Where does that leave a class discussion, you might ask? It’s a hybrid pedagogy, meaning it functions both in the asynchronous/synchronous online world and in the classroom. Some tools provide asynchronous written, audio, and video contributions. Then there are the popular Zoom-type synchronous online conversations as well. Enter face-to-face classroom discussions, either teacher-directed or of the Harkness type. Our tribal nature would suggest that the classroom option is the preferable setting. Unfortunately, we don’t know enough about the online options yet. Some research is being developed, and most studies are inconclusive. From social media research, we know something about the creation of micro-communities online, but we also know that some of those communities are transformed into support groups that can be quite divisive. In short, the jury is still out regarding online discussion.
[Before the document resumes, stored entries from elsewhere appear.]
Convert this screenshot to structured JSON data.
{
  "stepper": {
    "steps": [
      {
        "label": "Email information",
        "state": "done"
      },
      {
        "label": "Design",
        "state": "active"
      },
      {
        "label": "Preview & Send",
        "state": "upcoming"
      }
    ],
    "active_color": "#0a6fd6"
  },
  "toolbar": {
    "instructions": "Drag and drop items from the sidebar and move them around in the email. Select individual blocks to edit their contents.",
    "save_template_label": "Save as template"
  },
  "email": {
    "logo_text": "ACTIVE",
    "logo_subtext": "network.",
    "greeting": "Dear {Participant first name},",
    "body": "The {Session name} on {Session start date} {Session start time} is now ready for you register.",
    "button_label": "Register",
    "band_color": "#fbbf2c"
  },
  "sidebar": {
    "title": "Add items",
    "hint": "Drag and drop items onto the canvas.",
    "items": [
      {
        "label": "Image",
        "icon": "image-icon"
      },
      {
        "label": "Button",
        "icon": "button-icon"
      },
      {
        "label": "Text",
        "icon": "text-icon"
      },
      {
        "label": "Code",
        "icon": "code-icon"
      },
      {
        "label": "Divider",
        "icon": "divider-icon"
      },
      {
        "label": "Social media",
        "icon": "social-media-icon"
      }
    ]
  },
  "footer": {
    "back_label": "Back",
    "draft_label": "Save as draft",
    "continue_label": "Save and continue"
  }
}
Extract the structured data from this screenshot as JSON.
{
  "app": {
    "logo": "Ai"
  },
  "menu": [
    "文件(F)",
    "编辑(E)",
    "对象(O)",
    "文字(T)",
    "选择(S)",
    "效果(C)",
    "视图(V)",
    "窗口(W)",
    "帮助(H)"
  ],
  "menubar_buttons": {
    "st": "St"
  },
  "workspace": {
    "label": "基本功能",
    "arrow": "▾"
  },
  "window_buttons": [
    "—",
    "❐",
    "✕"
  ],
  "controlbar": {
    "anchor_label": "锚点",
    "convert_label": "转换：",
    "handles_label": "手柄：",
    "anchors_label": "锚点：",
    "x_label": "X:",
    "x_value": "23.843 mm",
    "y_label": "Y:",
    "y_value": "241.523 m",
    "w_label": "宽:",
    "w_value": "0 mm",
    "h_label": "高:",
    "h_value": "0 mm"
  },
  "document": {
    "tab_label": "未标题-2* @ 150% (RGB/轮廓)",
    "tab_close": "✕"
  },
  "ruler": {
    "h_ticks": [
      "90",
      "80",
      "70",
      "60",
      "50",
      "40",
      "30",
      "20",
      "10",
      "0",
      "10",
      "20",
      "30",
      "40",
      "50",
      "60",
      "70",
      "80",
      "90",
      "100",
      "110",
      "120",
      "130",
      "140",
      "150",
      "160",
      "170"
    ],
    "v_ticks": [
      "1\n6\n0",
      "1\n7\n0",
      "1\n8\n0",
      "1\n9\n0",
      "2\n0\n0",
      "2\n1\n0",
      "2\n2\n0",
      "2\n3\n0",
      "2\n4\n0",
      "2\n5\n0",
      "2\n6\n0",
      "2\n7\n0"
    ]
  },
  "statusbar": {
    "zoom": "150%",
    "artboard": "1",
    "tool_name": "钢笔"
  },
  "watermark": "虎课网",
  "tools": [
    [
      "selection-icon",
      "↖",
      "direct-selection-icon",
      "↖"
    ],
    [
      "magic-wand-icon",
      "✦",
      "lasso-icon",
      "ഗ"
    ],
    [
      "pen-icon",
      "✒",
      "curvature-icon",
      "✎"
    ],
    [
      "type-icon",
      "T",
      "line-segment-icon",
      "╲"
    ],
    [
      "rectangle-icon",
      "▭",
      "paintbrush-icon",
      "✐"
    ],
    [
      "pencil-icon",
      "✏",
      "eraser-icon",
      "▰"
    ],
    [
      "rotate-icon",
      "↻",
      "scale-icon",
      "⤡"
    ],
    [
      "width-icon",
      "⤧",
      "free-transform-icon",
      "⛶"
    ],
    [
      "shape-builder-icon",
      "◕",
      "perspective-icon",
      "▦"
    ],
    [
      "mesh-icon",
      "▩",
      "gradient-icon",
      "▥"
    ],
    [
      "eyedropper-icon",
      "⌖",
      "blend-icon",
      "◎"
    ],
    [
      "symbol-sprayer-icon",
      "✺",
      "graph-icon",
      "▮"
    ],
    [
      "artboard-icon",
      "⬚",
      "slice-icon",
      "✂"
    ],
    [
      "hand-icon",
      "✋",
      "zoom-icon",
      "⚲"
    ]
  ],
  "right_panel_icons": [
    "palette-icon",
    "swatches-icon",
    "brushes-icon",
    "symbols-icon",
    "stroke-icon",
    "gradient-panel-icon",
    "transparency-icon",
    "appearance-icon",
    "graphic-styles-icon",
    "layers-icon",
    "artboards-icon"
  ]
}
In 2013, I heard the director of Princeton University’s budding online MOOC program announce that a new student population would not have to come to campus in five years, but would still receive a “Princeton education.” Some in the audience feared that brick and mortar schools would no longer be necessary. Within two years, that prediction had self-destructed, and the university was forced to admit that presence on the Princeton campus, being part of the Princeton network or tribe, was why many students and families applied to the school. If one recasts the same narrative to our K-12 schools, it is becoming clear that online and face-to-face learning, both designed well, can work together to create the best possible learning experience for our students.